Tuesday, September 22, 2009

Update - September 22

Sorry we haven’t updated in a few days. As always, it’s been some pretty intense ups and downs for us.

We were hoping to bring Lydia home tomorrow, but on Sunday she had several substantial seizures. They had to give her breaths because she couldn’t breathe on her own for three minutes. We’re trying to get some answers about her medication and possible stability before we try to bring her home. The waiting is killing us. Leaving her every day is painful. We just want her to be here with us. Nothing is that easy. Please keep praying that God would make clear the path to bring her home.

Meanwhile, here are some thoughts from Micah that sum up a lot of how we’re feeling these days:

“Yesterday we were overwhelmed by C.S. Lewis.

We have been reading the Chronicles of Narnia to our baby girl over the past month, and have lately been reading The Horse and His Boy.

I won’t give away the story, but there comes a place in the book where the main character, Shasta, comes face to face with the Lion, Aslan, who Lewis often uses to picture Jesus. Although they are fictional books, Lewis works in a great deal of theology, and so they bring me face to face with both my faith and my grief, and the gap that exists between the two.

In the book, Shasta begins asking Aslan all about his own life, and the Lion shows how He has faithfully guided the life of this young boy. The fact that he did not realize Aslan’s presence did not make it less real. Once Shasta understood his own story, he began to ask about how Aslan has been active in the lives of his friends, and Aslan says “I tell no one any story but their own.”

We want so desperately to know the story of Lydia’s life. We want to understand why she is the way that she is. We want to know how it brings glory to God for her to be in the hospital day after day, and to work so hard to breathe. Someday, we will get to ask her about it, and we’ve already gotten hints about how her life has affected others.

I suppose it’s human nature to want to find purpose in these times, but we are struggling to find one.”

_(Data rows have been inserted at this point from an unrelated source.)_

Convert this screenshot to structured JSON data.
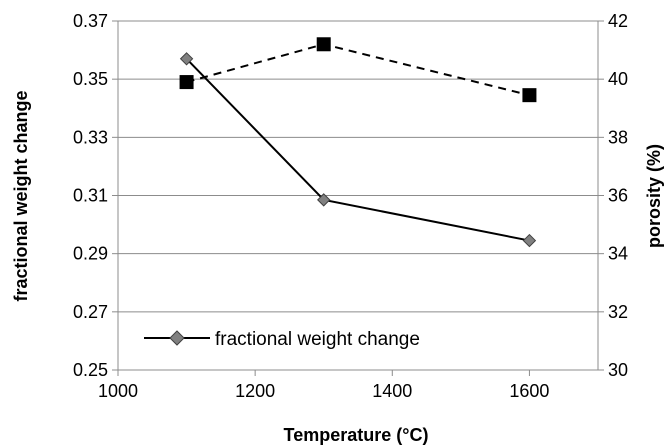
{
  "chart_data": {
    "type": "line",
    "xlabel": "Temperature (°C)",
    "ylabel": "fractional weight change",
    "y2label": "porosity (%)",
    "xlim": [
      1000,
      1700
    ],
    "ylim": [
      0.25,
      0.37
    ],
    "y2lim": [
      30,
      42
    ],
    "xticks": [
      1000,
      1200,
      1400,
      1600
    ],
    "yticks": [
      "0.25",
      "0.27",
      "0.29",
      "0.31",
      "0.33",
      "0.35",
      "0.37"
    ],
    "y2ticks": [
      "30",
      "32",
      "34",
      "36",
      "38",
      "40",
      "42"
    ],
    "grid": "horizontal",
    "legend_position": "bottom-left",
    "series": [
      {
        "name": "fractional weight change",
        "axis": "left",
        "marker": "diamond",
        "line": "solid",
        "color": "#000000",
        "marker_color": "#808080",
        "x": [
          1100,
          1300,
          1600
        ],
        "y": [
          0.357,
          0.3085,
          0.2945
        ]
      },
      {
        "axis": "right",
        "marker": "square",
        "line": "dashed",
        "color": "#000000",
        "marker_color": "#000000",
        "x": [
          1100,
          1300,
          1600
        ],
        "y": [
          39.9,
          41.2,
          39.45
        ]
      }
    ]
  }
}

Despite our lack of understanding, what we DO know is that just as Lewis says about Aslan, though He might not be safe and predictable or comprehensible, our God most certainly is good.

1 comment:

  1. I was behind on your blog and I sat down with a cup of tea to catch up on your little Lydia. My heart is completely broken. I have been praying for you all and was so sad to read of her diagnosis. So many memories of my girls were stirred up in your recounting of the situation. I have been in tears all morning. I will not express all my thoughts here but I will say that a gap does exist between this world and the heaven that waits for us and Jesus stands in that gap. For whatever reason our little girls are being usherd over that gap more quickly than us...and although we know of the goodness and perfectness of our God, we suffer in the gap with the pain of grief and lack of understanding of the purpose of our suffering and the suffering of our sweet babies. And Christ suffers with us there, holding us up, promising to usher us through also, albiet more slowely than we would prefer. We do not stand in the gap, we find ourselves being held there, by two arms most definately strong enough to bear this burden as they once held all the sins of the world. This is pain beyond measure, grief beyond comprehension, questions without answers...I have walked in your shoes and know only one thing as I emerge from the grief that I have endured...Jesus carried me. He carries me still. I love you and am covering all three of you in prayer.